Today we interviewed three students who successfully passed the JLPT N2 test held in December 2016, and they unveiled their experiences. We hope this can be a reference for you all.
Students (when they took the test, they were one level down):
Ezequiel (Spain), now in level 8
Charlotte (UK), now in level 8
Mayeul (France), now in level 7
Main contents discussed
1. How was the test?
The listening was pretty difficult. Rather than daily conversation there were many conversations based on working situations, and it was hard to catch the formal speech. In the last exercise, called "synthetic comprehension", the conversation is long, therefore it's fundamental to take notes.
When did you actually start to prepare for the N2?
The actual preparation for the test started three months before it, but it was stressful. It would have been better to start to study for it half a year before, in level 5. Especially concerning learning the vocabulary, starting three months before is too late.
3. How did you study?
Preparing lists of vocabulary and grammar rules reviewable everywhere, at any time. As it is obvious that kanji we never studied will appear in the test, it's nice to practice guessing the meaning. It's also recommended to buy and study from other books, added to the textbooks we use during classes.
4. Do you have any tip to deal with the reading comprehension, a weak point for those students who don't use kanji in their languages?
First of all, properly understand the questions. In the short texts, search for where the reply is written. In medium-long texts, the order of the questions corresponds to the text's paragraphs, so you can look for answers one after the other.

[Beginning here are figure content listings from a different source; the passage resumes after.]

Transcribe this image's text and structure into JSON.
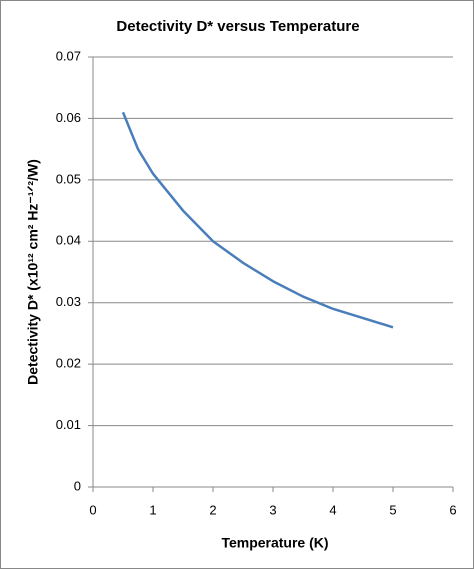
{
  "chart_data": {
    "type": "line",
    "title": "Detectivity D* versus Temperature",
    "x_label": "Temperature (K)",
    "y_label": "Detectivity D* (x10¹² cm² Hz⁻¹ᐟ²/W)",
    "series": [
      {
        "color": "#4a7ebb",
        "x": [
          0.5,
          0.75,
          1,
          1.5,
          2,
          2.5,
          3,
          3.5,
          4,
          4.5,
          5
        ],
        "values": [
          0.061,
          0.055,
          0.051,
          0.045,
          0.04,
          0.0365,
          0.0335,
          0.031,
          0.029,
          0.0275,
          0.026
        ]
      }
    ],
    "xlim": [
      0,
      6
    ],
    "xticks": [
      0,
      1,
      2,
      3,
      4,
      5,
      6
    ],
    "ylim": [
      0,
      0.07
    ],
    "yticks": [
      0,
      0.01,
      0.02,
      0.03,
      0.04,
      0.05,
      0.06,
      0.07
    ],
    "grid": true
  }
}
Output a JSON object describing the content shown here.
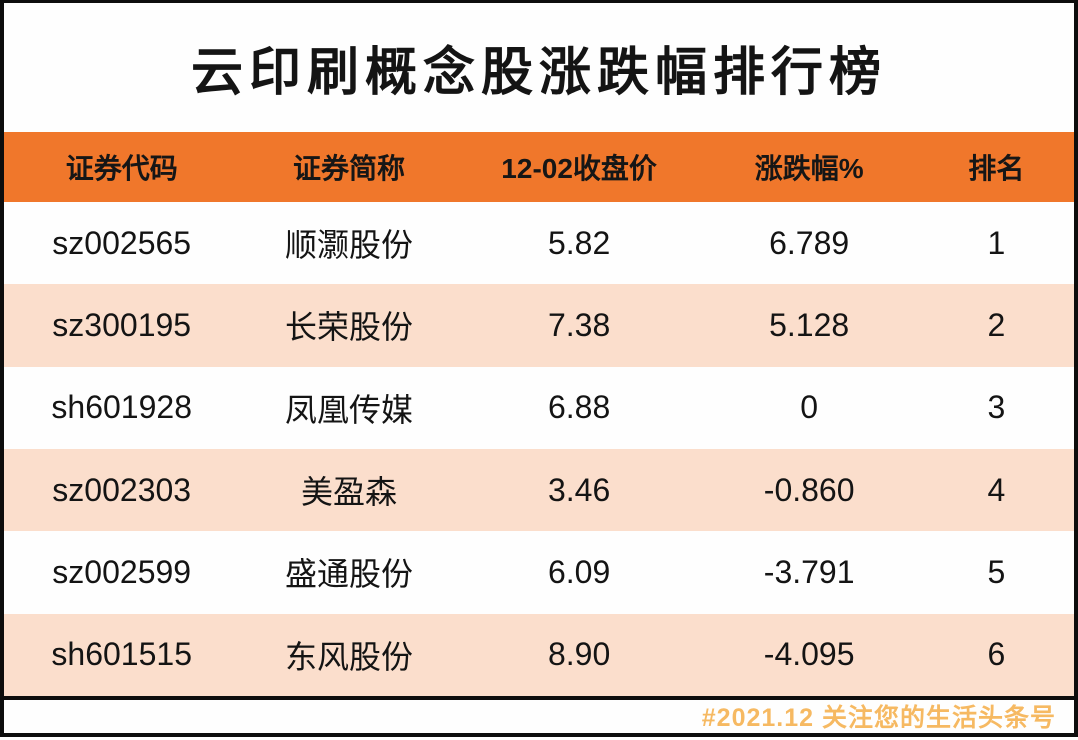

Anyway, it's important to get used to solving several reading comprehension exercises.
5. How did you find N2 classes at KAI?
They were useful, but I'd like them to be offered to students all year round. I liked the fact that the contents of the afternoon optional classes were different from the morning classes. This was probably the time in which we got used to the patterns of the exercises, and to guess the meaning of kanji and vocabulary.
6. Any advise for students in the intermediate levels (if I could go back to level 4-5...)
Vocabulary is the key point. You had better start learning it early on. Not only kanji classes, but also the vocabulary in the textbooks is fundamental. Even studying 15 minutes a day is ok, so just start. Then, you may want to try the N2 test ahead of time. Doing so you can look at the day of the real test without feeling stressed (it really was like this). You know, you don't get nervous for the practice tests in class.